Figure 1 with 7 supplements
Viability and cardiac function of miR-1-1−/− mice.

(A) Genotypes of offspring generated from miR-1-1+/− intercrosses on either a pure 129 background (upper) or a mixed BL6/129 strain (lower). Numbers of expected and observed genotype ratios are given for weaning-age (3-week-old) pups. (B) qPCR of mature miR-1 and miR-133a in post-natal day 2 hearts. N = 6 per genotype. (C) Analyses of cardiac function by echocardiography of adult animals of indicated genotypes on a pure 129 background.

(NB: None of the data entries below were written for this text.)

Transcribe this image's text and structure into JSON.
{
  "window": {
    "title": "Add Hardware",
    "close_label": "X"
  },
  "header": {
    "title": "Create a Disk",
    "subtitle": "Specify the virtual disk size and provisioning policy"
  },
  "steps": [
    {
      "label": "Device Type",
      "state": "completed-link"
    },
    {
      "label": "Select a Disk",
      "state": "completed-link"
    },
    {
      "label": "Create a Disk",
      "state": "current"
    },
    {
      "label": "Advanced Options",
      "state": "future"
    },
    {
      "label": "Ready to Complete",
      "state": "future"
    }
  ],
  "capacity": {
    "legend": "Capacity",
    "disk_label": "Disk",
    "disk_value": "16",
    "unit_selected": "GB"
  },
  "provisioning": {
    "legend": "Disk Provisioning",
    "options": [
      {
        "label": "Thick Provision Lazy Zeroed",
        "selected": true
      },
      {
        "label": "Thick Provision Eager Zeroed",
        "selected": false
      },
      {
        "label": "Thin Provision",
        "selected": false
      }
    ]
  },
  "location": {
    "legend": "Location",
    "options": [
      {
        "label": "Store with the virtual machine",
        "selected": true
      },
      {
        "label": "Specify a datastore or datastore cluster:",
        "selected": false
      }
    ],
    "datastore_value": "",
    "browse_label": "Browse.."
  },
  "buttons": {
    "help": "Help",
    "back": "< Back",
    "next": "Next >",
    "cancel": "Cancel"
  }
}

N = 5 per genotype. LVEDD, left ventricular end-diastolic dimension; LVESD, left ventricular end-systolic dimension. (D) Adult wildtype (upper) and miR-1-1−/− (lower) hearts on a pure 129 background (I). RA, right atrium; LA, left atrium; RV, right ventricle; LV, left ventricle. Hematoxylin and eosin images taken at 1.25X magnification (II); and 40X magnification; scale bar indicates 25 μm (III). Masson trichrome stain of miR-1-1 knockout myocardium, images taken at 40X; scale bar 50 μm (IV) (E) Analyses of cardiac conduction by electrocardiogram (EKG) of adult animals of indicated genotypes on a pure 129 background. *p<0.05; **p<0.01; ns, not significant.

https://doi.org/10.7554/eLife.01323.003
Figure 1—figure supplement 1
Schematic of the miR-1/133a genomic loci.

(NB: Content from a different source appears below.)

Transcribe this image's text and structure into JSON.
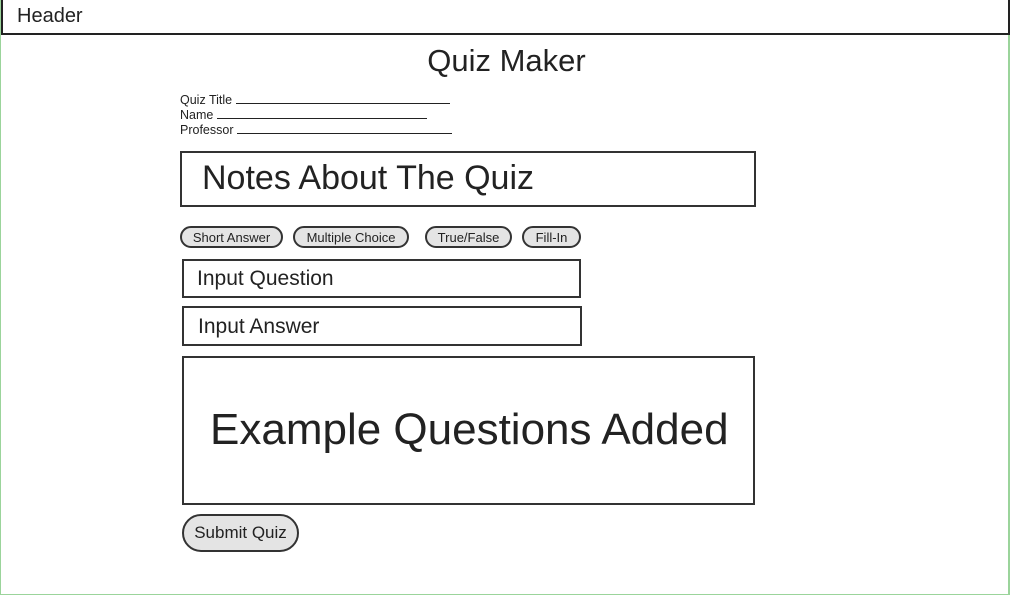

The mature miR-1 sequence (depicted in blue) is processed from two distinct miR-1 precursors encoded in the murine genome, miR-1-1 on chromosome 2 and miR-1-2 on chromosome 18. Both miR-1 copies are co-transcribed with miR-133a (mature depicted in green) with the genomic distances between the two miRNAs indicated.

https://doi.org/10.7554/eLife.01323.004
Figure 1—figure supplement 2
Identical sequences of mature miR-1-1 and miR-1-2.

The miR-1 seed sequences (nt 2–8) is indicated in red.

https://doi.org/10.7554/eLife.01323.005
Figure 1—figure supplement 3
Left, targeting scheme for deletion of the miR-1-1 locus.

Location of genotyping primers indicated. Right, PCR genotyping results from miR-1-1 wild-type, heterozygous, or homozygous knockout animals.

https://doi.org/10.7554/eLife.01323.006
Figure 1—figure supplement 4
Averaged electrocardiogram tracings tracing from lead I of an adult wild-type or miR-1-1 knockout animal on a pure 129 background.

Green lines represent multiple overlaid EKG tracings with average indicated by black line. PR and QRS intervals indicated.

https://doi.org/10.7554/eLife.01323.007
Figure 1—figure supplement 5
Electrocardiogram tracings of an adult wild-type or miR-1-1 knockout animal on a pure 129 background.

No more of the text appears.